Previously, Huber served as head of JMU's department of nursing and of the department of nursing at Eastern Mennonite University for 17 years.

She was active in many community agencies and served on the boards of Harrisonburg-Rockingham Free Clinic and the Valley AIDS Network. She served in multiple leadership roles with the Harrisonburg-Rockingham Office on Children and Youth, the Blue Ridge Area Health Education Center Board and the Healthy Community Council. She was instrumental in forging numerous campus-community partnerships. She was awarded the James Madison University Citizenship Award in 2002.

She was a member of Sigma Theta Tau, Pi Delta Kappa, Virginia Society of Professional Nurses, American Nurses Association, National League for Nursing and Mennonite Nurses Association as well as other associations.
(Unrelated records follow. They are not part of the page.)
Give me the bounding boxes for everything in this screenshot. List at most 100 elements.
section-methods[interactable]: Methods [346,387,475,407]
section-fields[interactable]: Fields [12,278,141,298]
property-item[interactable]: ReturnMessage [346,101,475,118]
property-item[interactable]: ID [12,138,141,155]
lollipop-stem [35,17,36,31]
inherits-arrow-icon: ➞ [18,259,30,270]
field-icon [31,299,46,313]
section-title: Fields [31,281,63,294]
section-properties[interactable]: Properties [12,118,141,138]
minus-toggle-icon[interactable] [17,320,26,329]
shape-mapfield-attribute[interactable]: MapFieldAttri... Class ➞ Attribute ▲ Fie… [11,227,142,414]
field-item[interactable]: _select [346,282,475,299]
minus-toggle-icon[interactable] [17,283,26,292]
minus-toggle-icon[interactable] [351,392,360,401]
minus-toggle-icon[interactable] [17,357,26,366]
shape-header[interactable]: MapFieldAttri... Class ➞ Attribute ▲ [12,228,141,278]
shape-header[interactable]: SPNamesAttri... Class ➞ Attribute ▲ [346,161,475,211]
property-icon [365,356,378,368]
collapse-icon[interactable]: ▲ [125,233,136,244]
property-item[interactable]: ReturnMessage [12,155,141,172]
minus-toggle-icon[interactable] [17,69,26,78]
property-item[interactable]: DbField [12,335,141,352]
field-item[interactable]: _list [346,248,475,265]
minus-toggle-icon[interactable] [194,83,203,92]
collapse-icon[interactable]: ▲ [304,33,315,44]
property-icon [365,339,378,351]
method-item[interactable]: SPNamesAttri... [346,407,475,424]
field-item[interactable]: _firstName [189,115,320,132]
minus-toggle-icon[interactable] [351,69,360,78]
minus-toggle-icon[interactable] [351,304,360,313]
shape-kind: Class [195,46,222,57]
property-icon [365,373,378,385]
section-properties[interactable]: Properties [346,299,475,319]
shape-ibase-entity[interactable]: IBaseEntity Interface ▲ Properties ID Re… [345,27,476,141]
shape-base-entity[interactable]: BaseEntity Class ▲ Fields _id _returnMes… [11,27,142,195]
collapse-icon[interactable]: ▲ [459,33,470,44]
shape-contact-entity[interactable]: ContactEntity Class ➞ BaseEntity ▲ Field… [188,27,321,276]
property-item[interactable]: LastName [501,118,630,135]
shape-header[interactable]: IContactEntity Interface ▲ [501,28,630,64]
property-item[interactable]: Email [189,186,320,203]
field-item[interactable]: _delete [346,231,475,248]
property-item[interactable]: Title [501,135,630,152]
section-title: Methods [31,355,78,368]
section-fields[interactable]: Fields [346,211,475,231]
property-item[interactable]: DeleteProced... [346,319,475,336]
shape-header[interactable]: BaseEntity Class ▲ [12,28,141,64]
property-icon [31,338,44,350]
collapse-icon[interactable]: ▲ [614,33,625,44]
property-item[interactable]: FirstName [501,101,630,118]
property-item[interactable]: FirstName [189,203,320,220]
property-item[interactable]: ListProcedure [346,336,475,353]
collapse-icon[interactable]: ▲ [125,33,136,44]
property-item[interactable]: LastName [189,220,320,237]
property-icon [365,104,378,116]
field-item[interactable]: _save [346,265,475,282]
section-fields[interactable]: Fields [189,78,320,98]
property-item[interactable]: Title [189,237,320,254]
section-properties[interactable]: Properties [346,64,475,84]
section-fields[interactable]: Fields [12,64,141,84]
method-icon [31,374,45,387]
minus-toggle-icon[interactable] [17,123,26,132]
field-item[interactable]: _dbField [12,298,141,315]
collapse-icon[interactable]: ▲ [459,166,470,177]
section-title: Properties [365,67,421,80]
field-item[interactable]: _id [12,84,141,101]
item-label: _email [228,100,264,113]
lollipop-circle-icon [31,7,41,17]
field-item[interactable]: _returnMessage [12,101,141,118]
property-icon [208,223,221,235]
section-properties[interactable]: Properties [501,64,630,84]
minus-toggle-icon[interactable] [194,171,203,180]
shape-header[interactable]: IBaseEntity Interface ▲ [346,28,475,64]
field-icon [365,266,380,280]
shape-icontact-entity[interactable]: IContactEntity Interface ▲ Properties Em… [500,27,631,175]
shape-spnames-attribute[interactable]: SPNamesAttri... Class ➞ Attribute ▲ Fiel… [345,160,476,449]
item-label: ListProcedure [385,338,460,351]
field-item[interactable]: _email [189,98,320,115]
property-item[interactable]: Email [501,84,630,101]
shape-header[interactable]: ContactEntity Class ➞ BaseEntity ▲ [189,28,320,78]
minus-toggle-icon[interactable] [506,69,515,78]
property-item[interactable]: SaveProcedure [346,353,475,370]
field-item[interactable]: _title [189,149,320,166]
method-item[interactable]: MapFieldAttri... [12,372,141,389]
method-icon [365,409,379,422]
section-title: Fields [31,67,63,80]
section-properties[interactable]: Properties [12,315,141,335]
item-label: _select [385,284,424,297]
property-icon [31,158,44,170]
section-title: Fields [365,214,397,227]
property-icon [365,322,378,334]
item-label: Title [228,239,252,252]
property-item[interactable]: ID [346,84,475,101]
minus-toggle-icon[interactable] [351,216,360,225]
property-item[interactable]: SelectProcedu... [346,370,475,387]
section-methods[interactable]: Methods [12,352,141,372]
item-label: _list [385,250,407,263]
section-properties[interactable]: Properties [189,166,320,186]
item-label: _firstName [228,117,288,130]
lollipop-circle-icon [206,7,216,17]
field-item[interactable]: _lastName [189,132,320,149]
She received an M.A. and Ed.D. from Teachers College, Columbia University, a B.S.N. from Eastern Mennonite College and a diploma from Milford (Del.) Memorial Hospital School of Nursing.

Huber was born March 27, 1937, in West Liberty, Ohio, and was the daughter of the late Laban and Nanna Bender Swartzentruber.

Survivors include her husband of 35 years, Harold E. Huber; a daughter, Heidi Huber-Schanberger of Baltimore; a brother, Clayton Swartzentruber of Lansdale, Pa.; four sisters, Esther Diener of Archbold, Ohio, Dorcas Miller and Rachel Schlabach of Greenwood, Del., and Dorothy Steckley of Carstairs, Alberta, Canada.